A research group led by Assistant Professor Hironobu Osaki and Professor Mariko Miyata of the Division of Neurophysiology, Department of Physiology, Tokyo Women's Medical University, used research on the somatosensory system of mice to clarify that the dysgranular region inside the primary somatosensory cortex (the somatosensory region of the cerebral cortex, which is the outermost part of the brain) play a key role in pain perception processing.
When it comes to animals, the sense or sensation of how much something hurts objectively evaluates an animal's pain with pain-like behavior. According to Professor Miyata, "In the case of animals, we have to clarify whether avoidance behavior is really due to pain. That's because we also see behavior involving simply running away due to surprise." Thus, there is a need to analyze the relationship between the strength of a stimulus that causes an animal to feel pain and their behavior, and subtle animal actions such as the direction of escape - for example, do they run in the opposite direction from where a pain stimulus is coming?

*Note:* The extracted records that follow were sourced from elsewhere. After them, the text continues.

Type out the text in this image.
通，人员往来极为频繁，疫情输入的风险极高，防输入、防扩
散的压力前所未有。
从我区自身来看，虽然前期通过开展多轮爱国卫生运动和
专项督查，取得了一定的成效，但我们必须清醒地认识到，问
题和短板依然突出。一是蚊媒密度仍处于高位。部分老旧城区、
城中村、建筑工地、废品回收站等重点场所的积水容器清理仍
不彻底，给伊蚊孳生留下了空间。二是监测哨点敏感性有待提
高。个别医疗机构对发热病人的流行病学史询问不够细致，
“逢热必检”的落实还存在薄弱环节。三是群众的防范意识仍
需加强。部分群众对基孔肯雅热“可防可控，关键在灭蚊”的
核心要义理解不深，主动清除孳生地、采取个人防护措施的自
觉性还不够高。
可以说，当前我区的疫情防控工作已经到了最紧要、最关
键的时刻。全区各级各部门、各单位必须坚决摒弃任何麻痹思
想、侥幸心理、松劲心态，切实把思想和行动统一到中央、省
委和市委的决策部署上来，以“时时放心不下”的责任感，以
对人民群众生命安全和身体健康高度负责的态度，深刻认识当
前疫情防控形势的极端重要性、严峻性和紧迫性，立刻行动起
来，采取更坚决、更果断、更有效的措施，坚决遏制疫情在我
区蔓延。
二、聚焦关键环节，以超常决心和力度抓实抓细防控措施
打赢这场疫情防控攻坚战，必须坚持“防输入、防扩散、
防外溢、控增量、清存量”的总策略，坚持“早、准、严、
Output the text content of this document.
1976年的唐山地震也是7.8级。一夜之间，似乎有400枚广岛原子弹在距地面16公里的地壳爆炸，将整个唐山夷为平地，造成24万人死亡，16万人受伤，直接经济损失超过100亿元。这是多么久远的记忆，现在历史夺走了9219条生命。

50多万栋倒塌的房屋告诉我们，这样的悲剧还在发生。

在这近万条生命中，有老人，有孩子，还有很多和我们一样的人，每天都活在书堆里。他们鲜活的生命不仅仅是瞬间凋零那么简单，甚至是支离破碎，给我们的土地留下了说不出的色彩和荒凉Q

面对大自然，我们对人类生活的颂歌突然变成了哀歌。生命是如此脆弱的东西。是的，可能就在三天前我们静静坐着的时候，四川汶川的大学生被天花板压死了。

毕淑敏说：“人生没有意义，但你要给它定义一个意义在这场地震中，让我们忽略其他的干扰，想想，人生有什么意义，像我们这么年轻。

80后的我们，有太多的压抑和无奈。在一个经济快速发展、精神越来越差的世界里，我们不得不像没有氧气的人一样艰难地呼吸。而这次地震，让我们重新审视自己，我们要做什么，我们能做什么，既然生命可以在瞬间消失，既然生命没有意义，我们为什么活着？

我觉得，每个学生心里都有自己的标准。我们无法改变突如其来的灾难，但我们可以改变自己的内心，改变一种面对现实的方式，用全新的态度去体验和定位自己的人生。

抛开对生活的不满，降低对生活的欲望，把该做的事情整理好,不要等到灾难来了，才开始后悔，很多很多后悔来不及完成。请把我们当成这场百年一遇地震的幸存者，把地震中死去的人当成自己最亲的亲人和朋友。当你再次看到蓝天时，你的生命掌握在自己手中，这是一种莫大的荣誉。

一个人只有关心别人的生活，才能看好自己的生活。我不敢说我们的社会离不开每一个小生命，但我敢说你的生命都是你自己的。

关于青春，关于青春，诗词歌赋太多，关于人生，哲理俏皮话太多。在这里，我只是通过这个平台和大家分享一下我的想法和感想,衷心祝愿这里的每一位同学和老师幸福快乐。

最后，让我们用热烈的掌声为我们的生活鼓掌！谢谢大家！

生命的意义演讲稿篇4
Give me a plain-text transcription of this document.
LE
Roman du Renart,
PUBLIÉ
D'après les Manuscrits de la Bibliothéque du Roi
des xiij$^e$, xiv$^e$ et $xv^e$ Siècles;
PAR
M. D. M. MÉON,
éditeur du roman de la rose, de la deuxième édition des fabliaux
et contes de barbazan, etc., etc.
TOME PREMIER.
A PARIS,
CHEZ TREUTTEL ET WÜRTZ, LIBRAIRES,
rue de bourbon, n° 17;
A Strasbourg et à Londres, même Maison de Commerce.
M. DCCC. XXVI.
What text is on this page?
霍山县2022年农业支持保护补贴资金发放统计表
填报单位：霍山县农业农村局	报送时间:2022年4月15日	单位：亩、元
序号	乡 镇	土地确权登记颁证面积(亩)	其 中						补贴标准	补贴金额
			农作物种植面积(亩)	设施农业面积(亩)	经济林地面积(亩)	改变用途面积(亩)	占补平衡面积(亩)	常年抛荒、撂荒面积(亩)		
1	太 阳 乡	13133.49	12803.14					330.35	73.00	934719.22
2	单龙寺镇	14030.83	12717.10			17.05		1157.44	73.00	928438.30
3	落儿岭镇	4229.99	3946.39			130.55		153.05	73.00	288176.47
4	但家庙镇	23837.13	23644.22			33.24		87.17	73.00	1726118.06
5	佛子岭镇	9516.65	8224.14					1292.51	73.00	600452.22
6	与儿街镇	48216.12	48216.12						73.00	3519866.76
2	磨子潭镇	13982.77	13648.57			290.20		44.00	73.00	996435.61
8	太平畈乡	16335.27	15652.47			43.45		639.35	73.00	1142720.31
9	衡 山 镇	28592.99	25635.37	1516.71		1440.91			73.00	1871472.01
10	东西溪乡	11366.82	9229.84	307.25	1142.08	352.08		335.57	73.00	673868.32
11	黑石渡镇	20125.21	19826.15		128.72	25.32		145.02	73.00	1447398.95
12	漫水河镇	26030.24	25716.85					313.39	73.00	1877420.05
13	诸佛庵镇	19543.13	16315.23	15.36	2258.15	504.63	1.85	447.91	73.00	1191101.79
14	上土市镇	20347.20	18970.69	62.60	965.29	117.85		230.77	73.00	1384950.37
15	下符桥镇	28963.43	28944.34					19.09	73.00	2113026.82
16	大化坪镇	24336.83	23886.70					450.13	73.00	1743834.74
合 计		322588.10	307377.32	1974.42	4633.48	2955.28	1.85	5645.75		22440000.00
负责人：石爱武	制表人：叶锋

The barrel field, which responds tactile sensations, and the adjacent dysgranular region are located in the somatosensory cortex in the cerebral cortex. During this research, the group simultaneously recorded extensive neural activity from the barrel field and the dysgranular region. When they closely observed cell distribution for each characteristic of these responses, they found that in the 2/3 layer of the cerebral cortex (a shallow layer) that processes sensory information in the initial stages, many cells in the dysgranular region responded only to nociceptive stimuli, and many cells in the barrel field responded only to tactile stimuli. The group learned that the dysgranular region selectively responds to nociceptive stimuli in a highly sensitive manner, and that the barrel field is very responsive to tactile stimuli. Although these characteristics are maintained when it came to the cells of layer 5 (the layer that receives input from the 2/3 layer and outputs this to several different regions of the brain), there was a higher number of cells that responded to both nociceptive and tactile stimuli in the dysgranular region and the barrel field.
To verify whether the dysgranular region is associated with chronic pain such as neuralgia, the group ligated (ligation: to tie off a vessel or tube, so nothing passes through) the second branch of the trigeminal nerve (the infraorbital nerve), the sensory nerve of mice whiskers, with a surgical thread, creating a trigeminal neuralgia model. The outcomes made it clear that when the mice were in a state with similar symptoms to trigeminal neuralgia, the dysgranular region activated.
Moreover, to directly prove the causal relationship between dysgranularregion activity and pain behavior, the group used optogenetic techniques to alter neural activity by shining light only on the dysgranular region and investigating how pain behavior changed. They discovered that when a nociceptive stimulus was applied, dysgranular region activity was reduced, and the mouse no longer displayed previously seen pain behavior. Conversely, when this was increased, they found that the mouse displayed pain behavior in response to stimuli so weak no pain-like behavior was previously displayed.
Professor Miyata commented, "The dysgranular region is a small region that lies in the region known as the somatosensory cortex in the cerebral cortex. It is equivalent to the region known as the 3a area in humans' cerebral cortex, primary somatosensory cortex. As we were able to remove pain (relieve pain) by selectively inhibiting this region, we believe this may lead to the development of therapeutic techniques to remove pain (pain relief) by cleverly controlling 3a region activity in humans."